Mme Marguerite veut que je nettoie son appartement de fond en comble tous les lundis. C’est un deux-pièces avec de vieux meubles de guingois et des napperons partout. Ce n’est pas aussi riche que chez les Charandon, sans doute que Marguerite n’a pas beaucoup d’argent.

Quand j’arrive, je commence par changer les draps et les mettre dans le lave-linge. Après, je dois enlever la poussière, passer l’aspirateur puis la serpillière. Ensuite, je m’occupe des toilettes et de la salle de bains, puis je fais les vitres. Quand j’ai fini, je lui prépare à manger pour plusieurs jours. De la soupe de légumes que je mets dans des boîtes en plastique, de la blanquette de veau, ou encore une tarte aux pommes. Ça dépend de son humeur et de ce qu’elle a acheté au marché qui se tient tous les samedis matin au pied de son immeuble. Pendant que ça mijote, je repasse le linge qu’elle a lavé dans la semaine.

Mme Marguerite, elle, reste dans son fauteuil. Elle s’excuse en disant qu’elle a mal aux jambes ; ça doit venir des années qui passent. Elle lit des magazines qui parlent de gens célèbres, de leurs histoires d’amour, leurs divorces, leurs adultères ou leurs problèmes avec l’alcool. Ça semble la passionner. Quand elle ne lit pas, elle regarde la télé.

Mme Marguerite m’a dit un jour qu’elle était née en Algérie. Qu’elle y avait vécu longtemps avant d’arriver en France et qu’elle aurait préféré rester là-bas, ce que je comprends. Ce que je comprends moins, en revanche, c’est que je l’entends régulièrement pester contre les Arabes. Elle les traite de bougnoules ou de melons. Parfois aussi, elle les appelle les indigènes. Tous des voleurs ou des terroristes. D’ailleurs, au début, elle se méfiait de moi. Elle me surveillait de près et me parlait comme à une attardée.

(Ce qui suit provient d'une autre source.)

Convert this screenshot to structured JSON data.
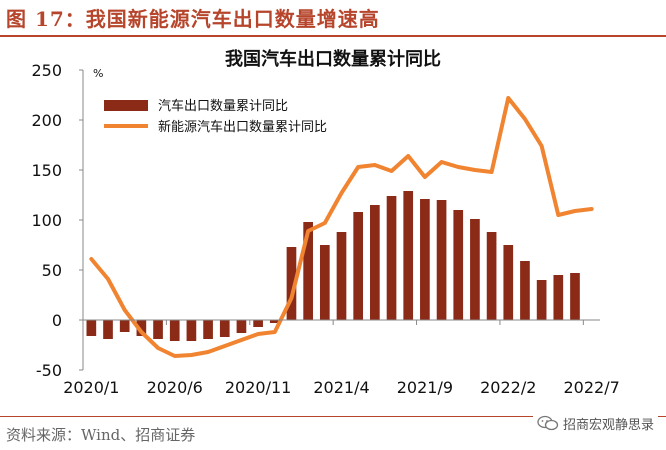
{
  "header": {
    "figure_title": "图 17：我国新能源汽车出口数量增速高"
  },
  "footer": {
    "source": "资料来源：Wind、招商证券",
    "watermark": "招商宏观静思录"
  },
  "icons": {
    "watermark_icon": "wechat-icon"
  },
  "colors": {
    "accent": "#b6452c",
    "bar": "#8b2a16",
    "line": "#f08430"
  },
  "chart_data": {
    "type": "bar",
    "title": "我国汽车出口数量累计同比",
    "yunit": "%",
    "ylim": [
      -50,
      250
    ],
    "yticks": [
      -50,
      0,
      50,
      100,
      150,
      200,
      250
    ],
    "categories": [
      "2020/1",
      "2020/2",
      "2020/3",
      "2020/4",
      "2020/5",
      "2020/6",
      "2020/7",
      "2020/8",
      "2020/9",
      "2020/10",
      "2020/11",
      "2020/12",
      "2021/1",
      "2021/2",
      "2021/3",
      "2021/4",
      "2021/5",
      "2021/6",
      "2021/7",
      "2021/8",
      "2021/9",
      "2021/10",
      "2021/11",
      "2021/12",
      "2022/1",
      "2022/2",
      "2022/3",
      "2022/4",
      "2022/5",
      "2022/6",
      "2022/7"
    ],
    "xtick_labels": [
      "2020/1",
      "2020/6",
      "2020/11",
      "2021/4",
      "2021/9",
      "2022/2",
      "2022/7"
    ],
    "xtick_indices": [
      0,
      5,
      10,
      15,
      20,
      25,
      30
    ],
    "series": [
      {
        "name": "汽车出口数量累计同比",
        "type": "bar",
        "values": [
          -16,
          -19,
          -12,
          -16,
          -19,
          -21,
          -21,
          -19,
          -17,
          -13,
          -7,
          -3,
          73,
          98,
          75,
          88,
          108,
          115,
          124,
          129,
          121,
          120,
          110,
          101,
          88,
          75,
          59,
          40,
          45,
          47,
          null
        ]
      },
      {
        "name": "新能源汽车出口数量累计同比",
        "type": "line",
        "values": [
          61,
          41,
          10,
          -12,
          -28,
          -36,
          -35,
          -32,
          -26,
          -20,
          -14,
          -12,
          22,
          89,
          97,
          127,
          153,
          155,
          149,
          164,
          143,
          158,
          153,
          150,
          148,
          222,
          201,
          174,
          105,
          109,
          111
        ]
      }
    ]
  }
}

Mais maintenant, elle est plutôt gentille et ce que j’apprécie, c’est que vers midi, elle m’autorise à manger à sa table. J’ai droit à un verre de limonade et à un morceau de pizza qu’elle achète exprès pour moi. En dessert, ce sont des biscuits au chocolat. C’est le seul vrai repas de la semaine !

Ça fait des années que Marguerite a perdu son mari et même si elle a trois fils, elle est toujours toute seule. C’est triste, je trouve. Ils habitent loin, ne peuvent pas venir la voir mais lui téléphonent de temps en temps.

Autrefois, Mejda habitait l’appartement à côté du sien ; c’est comme ça qu’elles se sont rencontrées. Du coup, Marguerite a connu Izri alors qu’il était haut comme trois pommes. Et elle m’a raconté que, parfois, lorsque ses parents se disputaient, il trouvait refuge chez elle.

 

Avant que Mejda ne vienne me récupérer, Marguerite m’offre quelques bonbons à la réglisse que je cache dans ma poche et que je mange le soir, dans ma loggia. Puis elle me dit merci et à lundi prochain.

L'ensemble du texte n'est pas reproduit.